几个号称神枪手的陆续趴下。扣动扳机时的呼吸控制、瞄准时的眼球微跳、肩膀是不是扛着枪托压实了......全都成了阻碍。
有人五发打完,靶子中央的白纸干干净净,就几个散乱的弹孔在边缘晃悠。
更有人只中要害点一枪甚至脱靶,垂头丧气地被轰下来。
“别光想枪!想想炮楼上瞪你的那鬼子眼睛!”张阳的声音不大,但话中有话。
这话一出口,后面上去的战士稳当了不少。
实际上,参与大比武的不光是独立营的战士,还有闻着味过来的工人师傅们。
只能说,高手真的在民间。
一个从太原兵工厂过来支援的老车工李振远,平时沉默寡言,手上都是老茧。
他稳稳趴下,端起自己那支膛线都快磨平的老套筒,脸颊贴着温热的枪托,视线透过简陋的缺口准星,外面所有声音都隔绝了。
远处的标靶似乎放大了,胸口的红点像一颗烧红的钉子。
深深吸气,屏住半息,食指第一节关节平稳地向后收紧。
“砰!”
枪身微微一跳,报靶的旗子在靶子胸口红点附近挥了起来。
他不急不躁,慢悠悠推上第二颗子弹,重复着缓慢均匀的动作。
“砰!”
“砰!”
“砰!”
“砰!”
五枪打完,速度不快,但无比稳定。
靶子被扛回来,胸口两个红点被打穿,腹部一个,肩上边缘擦了个眼儿。
虽然没打到头部那个最小最难的点,但稳稳超过了三中要害的底线。
“合格!记名!”张阳脸上难得松快了一下。
有些出乎周志远意料的是,韩岳的射击技术居然也极为出色,差不多仅次于张阳....
日头渐渐偏西,整个长缨谷大操场又逐渐被寒气笼罩。
叫喊声、鼓劲声、木枪撞击声、子弹呼啸声、皮肉砸在沙地上的闷响混杂在一起,蒸腾起一片蓬勃炽烈的生气。
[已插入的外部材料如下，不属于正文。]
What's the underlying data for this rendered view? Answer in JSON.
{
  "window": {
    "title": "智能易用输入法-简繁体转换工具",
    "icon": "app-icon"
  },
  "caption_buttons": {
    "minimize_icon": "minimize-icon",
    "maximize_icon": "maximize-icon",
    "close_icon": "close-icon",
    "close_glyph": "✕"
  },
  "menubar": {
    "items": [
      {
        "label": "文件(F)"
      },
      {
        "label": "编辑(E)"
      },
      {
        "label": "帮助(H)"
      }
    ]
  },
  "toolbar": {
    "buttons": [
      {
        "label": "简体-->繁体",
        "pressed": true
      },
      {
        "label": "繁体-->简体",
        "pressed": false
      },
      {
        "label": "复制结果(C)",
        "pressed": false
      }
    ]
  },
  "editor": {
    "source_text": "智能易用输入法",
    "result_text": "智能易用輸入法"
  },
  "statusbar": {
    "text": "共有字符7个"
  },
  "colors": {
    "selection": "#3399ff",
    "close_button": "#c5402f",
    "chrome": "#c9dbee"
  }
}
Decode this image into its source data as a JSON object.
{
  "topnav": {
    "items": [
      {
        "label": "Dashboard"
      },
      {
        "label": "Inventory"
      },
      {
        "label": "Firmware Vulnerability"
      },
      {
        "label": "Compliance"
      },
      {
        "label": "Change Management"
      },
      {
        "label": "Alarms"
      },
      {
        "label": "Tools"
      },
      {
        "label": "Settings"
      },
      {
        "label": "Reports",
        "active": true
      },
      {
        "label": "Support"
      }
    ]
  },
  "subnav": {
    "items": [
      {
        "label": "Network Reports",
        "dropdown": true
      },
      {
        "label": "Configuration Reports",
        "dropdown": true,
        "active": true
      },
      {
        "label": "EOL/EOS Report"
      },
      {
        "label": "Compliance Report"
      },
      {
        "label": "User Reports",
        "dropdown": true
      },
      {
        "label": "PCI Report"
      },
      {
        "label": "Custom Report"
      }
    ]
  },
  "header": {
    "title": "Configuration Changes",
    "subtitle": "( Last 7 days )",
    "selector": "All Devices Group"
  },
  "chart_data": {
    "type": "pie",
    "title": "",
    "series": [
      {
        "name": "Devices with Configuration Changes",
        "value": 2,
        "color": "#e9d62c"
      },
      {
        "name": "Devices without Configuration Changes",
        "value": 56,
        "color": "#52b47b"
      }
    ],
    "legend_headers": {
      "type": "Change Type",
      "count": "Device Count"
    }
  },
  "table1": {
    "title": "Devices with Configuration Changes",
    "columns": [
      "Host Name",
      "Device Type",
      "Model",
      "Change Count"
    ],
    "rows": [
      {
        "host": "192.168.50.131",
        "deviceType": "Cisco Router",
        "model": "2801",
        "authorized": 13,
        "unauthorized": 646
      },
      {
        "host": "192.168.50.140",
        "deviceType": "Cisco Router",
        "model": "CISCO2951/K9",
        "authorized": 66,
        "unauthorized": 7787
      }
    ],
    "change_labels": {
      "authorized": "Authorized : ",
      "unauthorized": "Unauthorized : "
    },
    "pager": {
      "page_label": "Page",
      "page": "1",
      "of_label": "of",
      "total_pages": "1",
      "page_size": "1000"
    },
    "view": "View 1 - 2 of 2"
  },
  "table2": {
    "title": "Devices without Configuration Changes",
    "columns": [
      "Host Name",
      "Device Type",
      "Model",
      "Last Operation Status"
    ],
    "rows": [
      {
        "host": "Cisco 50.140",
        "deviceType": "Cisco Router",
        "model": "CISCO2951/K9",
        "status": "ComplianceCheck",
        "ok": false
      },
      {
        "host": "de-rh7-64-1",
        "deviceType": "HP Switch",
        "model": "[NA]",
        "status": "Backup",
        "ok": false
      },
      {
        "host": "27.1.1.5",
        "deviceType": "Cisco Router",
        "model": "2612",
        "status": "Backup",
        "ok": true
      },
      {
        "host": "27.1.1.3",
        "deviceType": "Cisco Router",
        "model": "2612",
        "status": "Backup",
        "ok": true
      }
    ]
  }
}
河滩边那三头肥猪,大概也感受到了空气中弥漫的“杀气”,哼哼唧唧得更响了些。
各场地的考核渐渐进入尾声。
操场上腾起的尘土经久不散,混着汗水的咸腥和剧烈运动后的热烘烘的体味,活像一座烧得滚沸的大熔炉。
夕阳堪堪挂在西边山棱上,把那片沙土地染成一片血糊糊的暗金色,也把摔打了一下午的汉子们的身影拉得老长。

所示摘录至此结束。